A top North Island officer yesterday said job- and cost-cutting was inevitable in any government organisation, and the police force was no different.
He said police were "lucky" they had not had to lose sworn officers, and should focus on what they had.
He spoke out after claims by retiring Northland area commander Inspector Paul Dimery that police were being run like a business and cuts to non-sworn staff were stretching frontline officers too thin.
Mr Dimery believed frontline police safety was being "compromised" and accused management of putting finance before people.
He also said Northland was "totally under-resourced" and officers were constantly required to take work that prevented them from focusing on cutting and preventing crime.
Police Commissioner Peter Marshall rejected Mr Dimery's claims, saying the police force was a "service" but it needed to be run in a business-like fashion because of "tough economic times".
He said good crime reduction results were being recorded across the country, and plans such as the expansion of the Crime Reporting Line would push more police out of the office and on to the streets.
A senior officer, who did not want his name published, said the staffing situation in Northland was no different from any other district.
Every area had had to cut non-sworn staff in a bid to prevent losing frontline officers. The downside was that the work those non-sworn staff were doing had to be absorbed by officers.

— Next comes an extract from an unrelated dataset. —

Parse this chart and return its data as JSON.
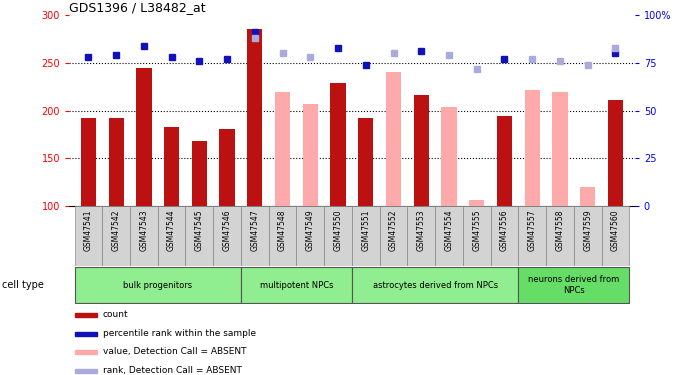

It was not an ideal situation, he said, but it was better than losing trained police.
"A lot of police staff are used to the way things were. But now we're facing what other people are facing in other government organisations and they are finding that hard. I think we have to go with the changes and carry on.
"That means there will be a small reduction in the level of non-urgent service. But we have to bite the bullet ... Some people are going to have to take up some extra work, there are some jobs that will have to be covered by sworn officers. Because of that the public are going to have to expect a lower standard of non-urgent service than they have had in the past.
"The commissioner says police is not a business, but it's run like one - and it has to be. If I thought the public were going to do it hard, I would speak out. I think Paul Dimery has spoken from the heart ... but I don't think it's fair to go off on that tangent."
Police Association president Greg O'Connor said Mr Dimery's comments reflected what other district and area commanders were telling him.
"They are concerned that the gains they have made [in crime reduction] are at risk to say the least," he said.
"At the same time as they are having to ensure their staff remain engaged, they are having to implement these cost cuts. They really are getting it from both sides. That's the real pressure that's being felt by these guys."
Mr O'Connor said it was not the first time police had faced this issue.
"It's happened in the past, and we'll see more of this. Some non-sworn roles disappear but the taskings don't disappear. Someone still has to do it."
He said Mr Dimery's comments should be taken seriously by national headquarters. "I've known Paul for many years and he's a straight shooter. He's always been like that, he calls a spade a spade. He wouldn't say this if he didn't believe it."
Although Mr Marshall rejected Mr Dimery's claims, he did not want that to "water down" the difficulties police faced each day and commended their efforts.
"I wish to stress that policing is an innately dangerous and difficult job and that is a common factor of law enforcement work throughout the world. New Zealand Police officers, through their dealing with uncertainty and volatile situations, serve the people of this country extremely well."
In a blog posted last night Mr Marshall went on to say there was never any shortage of opinion about the way police operated.
"But we can take it," he wrote.
"Police is unlike any other organisation - we're on call 24 hours a day, 365 days a year, dealing with everything from national security and natural disaster to lost property and stray dogs ... I don't seek to make excuses - this is the reality of policing in New Zealand and around the world. Police do remarkable work every day, showing initiative, courage and compassion."